Kev, Jamal and Ryan used to run together in the winning school relay team. Now they are running just to stand still on the huge housing estate where they live. Newly released from Feltham, hard-man Kev is trying to go straight, but its difficult when you find your friend has taken your place as leader of the pack. Everyone is toughing it out, including Kev's schoolgirl kid sister, Tash, whose pint-sized swagger has some - but not all of them-fooled at school.
Written by Roy Williams, whose Sing Yer Hearts Out for the Lads was such a big hit at the National, this show ploughs the familiar furrow of the urban young in a crisis of identity, caught between the rock of no hope and no choices and the hard place of gangland culture. But it does so in Williams' customary winning way, with the lightest and warmest of touches.
As ever, Williams succeeds in making every one of his characters glow with life - even the most minor are complex, interesting and vulnerable. He so empathises with them that you can't help empathising with them too. You want them to be alright even as you know they are galloping towards disaster.

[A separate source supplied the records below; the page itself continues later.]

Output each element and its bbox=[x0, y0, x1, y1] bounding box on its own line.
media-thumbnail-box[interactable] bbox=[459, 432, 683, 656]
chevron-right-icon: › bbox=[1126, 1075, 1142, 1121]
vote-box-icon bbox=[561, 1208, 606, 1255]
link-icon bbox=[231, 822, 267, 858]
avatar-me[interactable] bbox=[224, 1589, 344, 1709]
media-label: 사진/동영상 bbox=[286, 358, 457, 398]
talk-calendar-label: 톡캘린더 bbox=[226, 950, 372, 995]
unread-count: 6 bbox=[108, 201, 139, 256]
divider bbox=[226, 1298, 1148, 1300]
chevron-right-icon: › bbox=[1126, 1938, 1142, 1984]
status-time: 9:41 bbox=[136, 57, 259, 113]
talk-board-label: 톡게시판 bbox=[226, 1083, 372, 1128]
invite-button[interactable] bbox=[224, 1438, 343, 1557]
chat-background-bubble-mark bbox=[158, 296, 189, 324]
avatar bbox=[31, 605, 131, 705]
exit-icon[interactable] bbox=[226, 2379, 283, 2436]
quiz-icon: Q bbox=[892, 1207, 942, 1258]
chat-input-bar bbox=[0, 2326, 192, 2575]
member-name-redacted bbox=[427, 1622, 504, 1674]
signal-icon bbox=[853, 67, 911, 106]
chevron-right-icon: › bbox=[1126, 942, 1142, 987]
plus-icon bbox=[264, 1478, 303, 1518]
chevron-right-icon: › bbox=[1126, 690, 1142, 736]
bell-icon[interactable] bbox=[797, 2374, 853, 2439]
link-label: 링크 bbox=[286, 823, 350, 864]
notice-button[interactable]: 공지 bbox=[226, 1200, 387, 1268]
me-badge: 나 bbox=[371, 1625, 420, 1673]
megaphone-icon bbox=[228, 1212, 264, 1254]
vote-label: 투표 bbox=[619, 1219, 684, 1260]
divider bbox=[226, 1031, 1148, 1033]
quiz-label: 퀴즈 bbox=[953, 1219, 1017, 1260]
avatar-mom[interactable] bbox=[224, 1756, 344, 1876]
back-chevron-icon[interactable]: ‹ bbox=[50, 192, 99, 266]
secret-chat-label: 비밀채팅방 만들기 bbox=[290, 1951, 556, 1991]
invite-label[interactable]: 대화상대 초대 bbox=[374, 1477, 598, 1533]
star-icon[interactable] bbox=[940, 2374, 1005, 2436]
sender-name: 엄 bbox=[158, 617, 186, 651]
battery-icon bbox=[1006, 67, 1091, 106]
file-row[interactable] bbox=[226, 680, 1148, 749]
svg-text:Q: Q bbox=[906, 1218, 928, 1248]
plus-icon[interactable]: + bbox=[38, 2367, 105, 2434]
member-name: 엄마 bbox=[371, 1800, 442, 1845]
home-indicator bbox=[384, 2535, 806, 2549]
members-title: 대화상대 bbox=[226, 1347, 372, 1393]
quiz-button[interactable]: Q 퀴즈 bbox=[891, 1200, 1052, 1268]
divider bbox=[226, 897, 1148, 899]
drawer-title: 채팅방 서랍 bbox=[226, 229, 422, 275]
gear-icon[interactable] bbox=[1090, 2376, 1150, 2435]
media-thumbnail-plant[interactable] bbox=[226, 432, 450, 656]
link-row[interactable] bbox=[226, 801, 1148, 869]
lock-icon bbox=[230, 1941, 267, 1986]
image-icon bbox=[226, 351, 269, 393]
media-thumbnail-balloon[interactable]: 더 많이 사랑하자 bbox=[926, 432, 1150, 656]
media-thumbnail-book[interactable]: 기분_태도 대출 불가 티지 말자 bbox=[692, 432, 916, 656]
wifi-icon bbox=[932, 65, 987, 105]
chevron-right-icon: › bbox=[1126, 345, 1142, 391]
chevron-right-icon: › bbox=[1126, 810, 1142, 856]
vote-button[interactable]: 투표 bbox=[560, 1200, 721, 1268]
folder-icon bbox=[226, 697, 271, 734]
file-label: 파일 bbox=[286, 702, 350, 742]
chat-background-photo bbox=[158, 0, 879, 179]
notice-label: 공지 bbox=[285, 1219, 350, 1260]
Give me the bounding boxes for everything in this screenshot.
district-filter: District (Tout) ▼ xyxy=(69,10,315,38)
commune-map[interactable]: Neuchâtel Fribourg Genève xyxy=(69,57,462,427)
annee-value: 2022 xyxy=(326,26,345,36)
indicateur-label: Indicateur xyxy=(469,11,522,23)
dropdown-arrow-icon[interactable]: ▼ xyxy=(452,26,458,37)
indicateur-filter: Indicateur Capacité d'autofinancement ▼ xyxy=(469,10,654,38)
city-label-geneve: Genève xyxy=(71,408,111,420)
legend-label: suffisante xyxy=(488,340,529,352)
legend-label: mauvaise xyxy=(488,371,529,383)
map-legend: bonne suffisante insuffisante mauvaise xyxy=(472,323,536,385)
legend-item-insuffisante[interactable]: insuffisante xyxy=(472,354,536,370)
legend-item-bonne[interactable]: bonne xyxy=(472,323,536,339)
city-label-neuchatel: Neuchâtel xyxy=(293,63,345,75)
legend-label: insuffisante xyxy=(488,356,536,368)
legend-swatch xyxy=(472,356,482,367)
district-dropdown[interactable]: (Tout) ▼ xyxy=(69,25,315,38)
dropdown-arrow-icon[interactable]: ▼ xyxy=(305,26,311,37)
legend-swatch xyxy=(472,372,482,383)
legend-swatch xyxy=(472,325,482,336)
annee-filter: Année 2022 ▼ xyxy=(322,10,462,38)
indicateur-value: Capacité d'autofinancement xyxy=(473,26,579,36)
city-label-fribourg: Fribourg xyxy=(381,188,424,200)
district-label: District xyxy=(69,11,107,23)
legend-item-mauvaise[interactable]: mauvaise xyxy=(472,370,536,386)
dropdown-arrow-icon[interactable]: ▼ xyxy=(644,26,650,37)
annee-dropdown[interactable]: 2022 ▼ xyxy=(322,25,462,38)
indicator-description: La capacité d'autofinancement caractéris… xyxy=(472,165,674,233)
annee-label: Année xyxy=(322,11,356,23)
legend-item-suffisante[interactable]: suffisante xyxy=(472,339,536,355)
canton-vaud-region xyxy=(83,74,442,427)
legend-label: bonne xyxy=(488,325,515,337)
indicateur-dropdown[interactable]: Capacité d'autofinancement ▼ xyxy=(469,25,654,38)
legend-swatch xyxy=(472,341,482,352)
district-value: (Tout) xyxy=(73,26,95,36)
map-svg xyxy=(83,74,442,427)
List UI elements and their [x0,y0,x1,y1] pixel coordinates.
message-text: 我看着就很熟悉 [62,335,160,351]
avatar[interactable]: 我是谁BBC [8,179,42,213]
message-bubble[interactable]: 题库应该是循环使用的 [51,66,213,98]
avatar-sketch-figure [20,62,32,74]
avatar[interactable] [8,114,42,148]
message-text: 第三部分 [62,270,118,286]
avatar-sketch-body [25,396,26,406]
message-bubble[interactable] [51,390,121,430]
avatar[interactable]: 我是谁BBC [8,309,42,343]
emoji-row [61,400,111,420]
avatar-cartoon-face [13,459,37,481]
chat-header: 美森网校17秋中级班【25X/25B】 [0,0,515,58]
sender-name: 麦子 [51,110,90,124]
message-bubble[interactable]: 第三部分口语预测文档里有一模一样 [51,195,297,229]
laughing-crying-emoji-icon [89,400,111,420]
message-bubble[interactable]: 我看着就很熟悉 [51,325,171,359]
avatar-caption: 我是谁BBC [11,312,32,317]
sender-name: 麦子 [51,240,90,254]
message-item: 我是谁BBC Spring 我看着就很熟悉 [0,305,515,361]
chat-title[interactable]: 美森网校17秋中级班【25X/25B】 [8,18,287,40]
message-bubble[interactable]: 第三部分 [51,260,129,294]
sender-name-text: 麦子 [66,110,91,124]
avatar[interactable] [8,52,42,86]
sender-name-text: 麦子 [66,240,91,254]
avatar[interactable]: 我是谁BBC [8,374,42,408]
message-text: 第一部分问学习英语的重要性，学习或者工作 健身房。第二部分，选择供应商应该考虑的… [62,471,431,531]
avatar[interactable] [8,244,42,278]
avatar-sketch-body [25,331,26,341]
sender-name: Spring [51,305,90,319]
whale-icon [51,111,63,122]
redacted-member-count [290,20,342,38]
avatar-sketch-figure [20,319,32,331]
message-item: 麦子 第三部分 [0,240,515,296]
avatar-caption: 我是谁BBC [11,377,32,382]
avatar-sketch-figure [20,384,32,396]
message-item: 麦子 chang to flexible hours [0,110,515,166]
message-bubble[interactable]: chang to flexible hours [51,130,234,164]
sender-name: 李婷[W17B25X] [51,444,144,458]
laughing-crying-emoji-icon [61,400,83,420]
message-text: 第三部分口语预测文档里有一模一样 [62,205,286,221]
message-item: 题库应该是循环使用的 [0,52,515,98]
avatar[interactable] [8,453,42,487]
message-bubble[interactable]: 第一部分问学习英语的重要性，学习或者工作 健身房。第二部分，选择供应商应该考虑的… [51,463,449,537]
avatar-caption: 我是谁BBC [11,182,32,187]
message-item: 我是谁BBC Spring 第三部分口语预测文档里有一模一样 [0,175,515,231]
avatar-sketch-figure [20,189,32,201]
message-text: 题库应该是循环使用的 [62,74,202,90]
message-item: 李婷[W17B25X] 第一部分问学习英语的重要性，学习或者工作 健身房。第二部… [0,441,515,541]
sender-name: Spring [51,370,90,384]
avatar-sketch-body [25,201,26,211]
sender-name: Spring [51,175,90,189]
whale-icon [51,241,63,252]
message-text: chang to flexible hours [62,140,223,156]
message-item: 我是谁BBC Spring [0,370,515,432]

It is not all sweetness and light - although it is full of delightful moments before the darkness takes over. Too much of the writing is overly televisual and doesn't really stake a claim for its place in the theatre, and there is a structural choppiness about the evening. But it is an unpretentiously likeable show with real heart and a wide appeal, and the cast convey the stroppiness and confusion of the young at the same time as being as sweet and tender.